Une place d'Argentine ? - Le théâtre Argentina - La première du "Barbier de Séville"

 

Rome Pigna Théâtre Argentina 2

Le nom de la place, raccourci parfois tout simplement en « Argentina », ne se réfère pas du tout à ce pays. Son nom provient d’une tour médiévale englobée dans le « Palazzetto del Burcardo », un édifice autrefois propriété du maître des cérémonies de cinq papes, de Sixte IV à Jules II ! Johannes Burckardt (1445 / 1506), dont le nom fut italianisé en « Burcardo », s’était fait construire, non sans conflits avec la grande famille des Cesarini qui régnait sur le quartier, une tour qu’il avait appelée « Argentoratina » en référence à sa ville d’origine Strasbourg (en latin Argentoratum, nom donné à la ville du fait de ses mines d'argent).

Progressivement l’appellation « Argentoratina » devint « Argentina » et remplaça la précédente appelation du quartier, « Calcarario », due aux fours à chaux présents dans la zone car les marbres antiques, à la Renaissance, étaient allègrement concassés pour les transformer en chaux et stuc dans des fours.

Sur le côté Ouest de la place, derrière l’arrêt du tramway, se dresse la façade du théâtre « Argentina ». Si la façade, d’un classique très sobre, date de 1826, la salle a été construite un siècle plus tôt (1732) peu après l’autre grand théâtre de Rome, le théâtre d’Alibert (1716 / 1725). La salle, à l’italienne, comprend cent-quatre-vingt-six loges réparties sur six étages.

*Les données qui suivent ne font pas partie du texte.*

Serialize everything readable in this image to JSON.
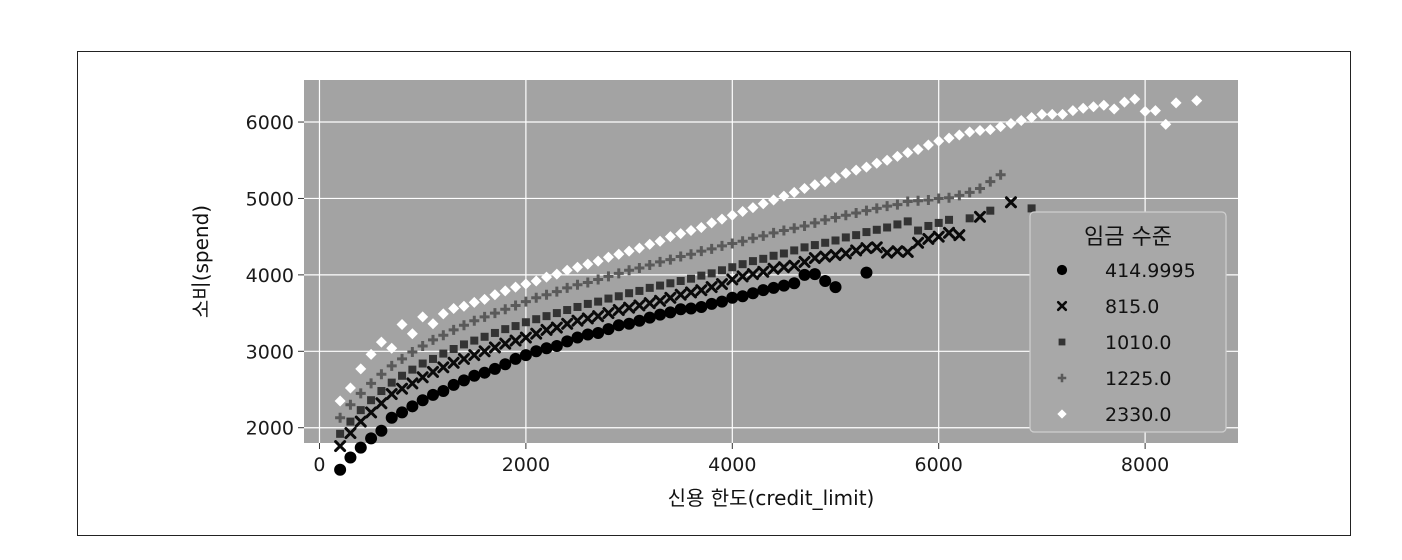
{
  "chart_data": {
    "type": "scatter",
    "title": "",
    "xlabel": "신용 한도(credit_limit)",
    "ylabel": "소비(spend)",
    "xlim": [
      -150,
      8900
    ],
    "ylim": [
      1800,
      6550
    ],
    "xticks": [
      0,
      2000,
      4000,
      6000,
      8000
    ],
    "yticks": [
      2000,
      3000,
      4000,
      5000,
      6000
    ],
    "grid": true,
    "legend": {
      "title": "임금 수준",
      "placement": "right"
    },
    "colors": {
      "background": "#a3a3a3",
      "grid": "#ffffff"
    },
    "series": [
      {
        "name": "414.9995",
        "marker": "circle",
        "color": "#000000",
        "x": [
          200,
          300,
          400,
          500,
          600,
          700,
          800,
          900,
          1000,
          1100,
          1200,
          1300,
          1400,
          1500,
          1600,
          1700,
          1800,
          1900,
          2000,
          2100,
          2200,
          2300,
          2400,
          2500,
          2600,
          2700,
          2800,
          2900,
          3000,
          3100,
          3200,
          3300,
          3400,
          3500,
          3600,
          3700,
          3800,
          3900,
          4000,
          4100,
          4200,
          4300,
          4400,
          4500,
          4600,
          4700,
          4800,
          4900,
          5000,
          5300
        ],
        "y": [
          1450,
          1610,
          1740,
          1860,
          1960,
          2130,
          2200,
          2280,
          2360,
          2430,
          2480,
          2560,
          2620,
          2680,
          2720,
          2770,
          2830,
          2900,
          2950,
          3000,
          3040,
          3070,
          3130,
          3180,
          3220,
          3240,
          3290,
          3340,
          3360,
          3400,
          3440,
          3480,
          3510,
          3550,
          3560,
          3580,
          3620,
          3650,
          3700,
          3720,
          3760,
          3800,
          3830,
          3860,
          3890,
          4000,
          4010,
          3920,
          3840,
          4030
        ]
      },
      {
        "name": "815.0",
        "marker": "x",
        "color": "#0a0a0a",
        "x": [
          200,
          300,
          400,
          500,
          600,
          700,
          800,
          900,
          1000,
          1100,
          1200,
          1300,
          1400,
          1500,
          1600,
          1700,
          1800,
          1900,
          2000,
          2100,
          2200,
          2300,
          2400,
          2500,
          2600,
          2700,
          2800,
          2900,
          3000,
          3100,
          3200,
          3300,
          3400,
          3500,
          3600,
          3700,
          3800,
          3900,
          4000,
          4100,
          4200,
          4300,
          4400,
          4500,
          4600,
          4700,
          4800,
          4900,
          5000,
          5100,
          5200,
          5300,
          5400,
          5500,
          5600,
          5700,
          5800,
          5900,
          6000,
          6100,
          6200,
          6400,
          6700
        ],
        "y": [
          1760,
          1930,
          2080,
          2200,
          2320,
          2440,
          2510,
          2580,
          2660,
          2730,
          2790,
          2850,
          2900,
          2950,
          3000,
          3050,
          3100,
          3140,
          3180,
          3230,
          3280,
          3310,
          3360,
          3400,
          3430,
          3460,
          3500,
          3540,
          3570,
          3600,
          3630,
          3660,
          3700,
          3740,
          3770,
          3800,
          3840,
          3880,
          3940,
          3980,
          4010,
          4040,
          4080,
          4100,
          4120,
          4170,
          4220,
          4240,
          4260,
          4280,
          4320,
          4350,
          4360,
          4290,
          4310,
          4300,
          4420,
          4470,
          4500,
          4550,
          4520,
          4760,
          4950
        ]
      },
      {
        "name": "1010.0",
        "marker": "square",
        "color": "#333333",
        "x": [
          200,
          300,
          400,
          500,
          600,
          700,
          800,
          900,
          1000,
          1100,
          1200,
          1300,
          1400,
          1500,
          1600,
          1700,
          1800,
          1900,
          2000,
          2100,
          2200,
          2300,
          2400,
          2500,
          2600,
          2700,
          2800,
          2900,
          3000,
          3100,
          3200,
          3300,
          3400,
          3500,
          3600,
          3700,
          3800,
          3900,
          4000,
          4100,
          4200,
          4300,
          4400,
          4500,
          4600,
          4700,
          4800,
          4900,
          5000,
          5100,
          5200,
          5300,
          5400,
          5500,
          5600,
          5700,
          5800,
          5900,
          6000,
          6100,
          6300,
          6500,
          6900
        ],
        "y": [
          1920,
          2080,
          2230,
          2360,
          2480,
          2590,
          2680,
          2760,
          2840,
          2900,
          2970,
          3030,
          3090,
          3140,
          3190,
          3240,
          3290,
          3330,
          3380,
          3420,
          3460,
          3500,
          3540,
          3580,
          3620,
          3650,
          3690,
          3720,
          3760,
          3790,
          3830,
          3860,
          3890,
          3920,
          3950,
          3990,
          4020,
          4060,
          4100,
          4140,
          4180,
          4210,
          4250,
          4280,
          4320,
          4360,
          4390,
          4420,
          4450,
          4490,
          4520,
          4560,
          4590,
          4620,
          4660,
          4700,
          4580,
          4640,
          4680,
          4720,
          4740,
          4840,
          4870
        ]
      },
      {
        "name": "1225.0",
        "marker": "plus",
        "color": "#5a5a5a",
        "x": [
          200,
          300,
          400,
          500,
          600,
          700,
          800,
          900,
          1000,
          1100,
          1200,
          1300,
          1400,
          1500,
          1600,
          1700,
          1800,
          1900,
          2000,
          2100,
          2200,
          2300,
          2400,
          2500,
          2600,
          2700,
          2800,
          2900,
          3000,
          3100,
          3200,
          3300,
          3400,
          3500,
          3600,
          3700,
          3800,
          3900,
          4000,
          4100,
          4200,
          4300,
          4400,
          4500,
          4600,
          4700,
          4800,
          4900,
          5000,
          5100,
          5200,
          5300,
          5400,
          5500,
          5600,
          5700,
          5800,
          5900,
          6000,
          6100,
          6200,
          6300,
          6400,
          6500,
          6600
        ],
        "y": [
          2130,
          2300,
          2450,
          2580,
          2700,
          2810,
          2900,
          2990,
          3070,
          3150,
          3210,
          3280,
          3340,
          3400,
          3450,
          3500,
          3550,
          3600,
          3650,
          3700,
          3740,
          3780,
          3830,
          3870,
          3900,
          3940,
          3980,
          4020,
          4060,
          4090,
          4130,
          4170,
          4200,
          4240,
          4270,
          4310,
          4340,
          4380,
          4410,
          4440,
          4480,
          4510,
          4550,
          4580,
          4610,
          4640,
          4680,
          4720,
          4750,
          4780,
          4810,
          4840,
          4870,
          4900,
          4920,
          4960,
          4970,
          4980,
          5000,
          5010,
          5040,
          5080,
          5130,
          5220,
          5310
        ]
      },
      {
        "name": "2330.0",
        "marker": "diamond",
        "color": "#ffffff",
        "x": [
          200,
          300,
          400,
          500,
          600,
          700,
          800,
          900,
          1000,
          1100,
          1200,
          1300,
          1400,
          1500,
          1600,
          1700,
          1800,
          1900,
          2000,
          2100,
          2200,
          2300,
          2400,
          2500,
          2600,
          2700,
          2800,
          2900,
          3000,
          3100,
          3200,
          3300,
          3400,
          3500,
          3600,
          3700,
          3800,
          3900,
          4000,
          4100,
          4200,
          4300,
          4400,
          4500,
          4600,
          4700,
          4800,
          4900,
          5000,
          5100,
          5200,
          5300,
          5400,
          5500,
          5600,
          5700,
          5800,
          5900,
          6000,
          6100,
          6200,
          6300,
          6400,
          6500,
          6600,
          6700,
          6800,
          6900,
          7000,
          7100,
          7200,
          7300,
          7400,
          7500,
          7600,
          7700,
          7800,
          7900,
          8000,
          8100,
          8200,
          8300,
          8500
        ],
        "y": [
          2350,
          2520,
          2770,
          2960,
          3120,
          3040,
          3350,
          3230,
          3450,
          3360,
          3490,
          3560,
          3590,
          3640,
          3680,
          3740,
          3790,
          3840,
          3880,
          3920,
          3970,
          4010,
          4060,
          4100,
          4140,
          4180,
          4230,
          4270,
          4310,
          4350,
          4400,
          4440,
          4500,
          4540,
          4580,
          4620,
          4680,
          4730,
          4780,
          4830,
          4880,
          4930,
          4980,
          5030,
          5080,
          5130,
          5180,
          5220,
          5270,
          5330,
          5370,
          5410,
          5460,
          5500,
          5550,
          5600,
          5640,
          5700,
          5750,
          5790,
          5830,
          5870,
          5890,
          5900,
          5940,
          5980,
          6020,
          6060,
          6100,
          6100,
          6100,
          6150,
          6180,
          6200,
          6220,
          6170,
          6260,
          6300,
          6140,
          6150,
          5970,
          6250,
          6280
        ]
      }
    ]
  }
}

De nombreux opéras connurent ici leur première représentation : en 1816, « Il Barbiere di Siviglia » de Rossini, ou encore « Ernani », « I due Foscari »  et « La Battaglia di Legnano » de Verdi, mais aussi des pièces de théâtre après 1919, comme celles de Pirandello.

Les récits de la Première du « Barbier de Séville », le 20 février 1816 (Rossini avait alors 24 ans !) sont forts différents même s’ils s’accordent pour reconnaître qu’elle fut particulièrement agitée. Stendhal raconte que toutes les cordes de la guitare du comte Almaviva se seraient brisées, puis celles de la mandoline de Figaro. D’autres affirment que Basile serait tombé en entrant sur scène et qu’il aurait abondamment saigné du nez ; d’autres encore rapportent qu’un chat se serait introduit sur le plateau en miaulant. Enfin, Rossini aurait insulté un spectateur turbulent lequel l’aurait ensuite poursuivi dans les rues de Rome !

« Ma très chère mère,

Hier soir mon opéra a été représenté en scène et a été magistralement sifflé. Quelles folies, quelles choses extraordinaires on voit dans ce pays de sots ! Je vous dirai qu’au milieu de tout cela, la musique est très belle et que l’on parie déjà sur cette seconde représentation où l’on entendra des notes, ce qui ne fut pas le cas hier, étant donné que du début à la fin de formidables hurlements ont couvert toute la représentation »[1].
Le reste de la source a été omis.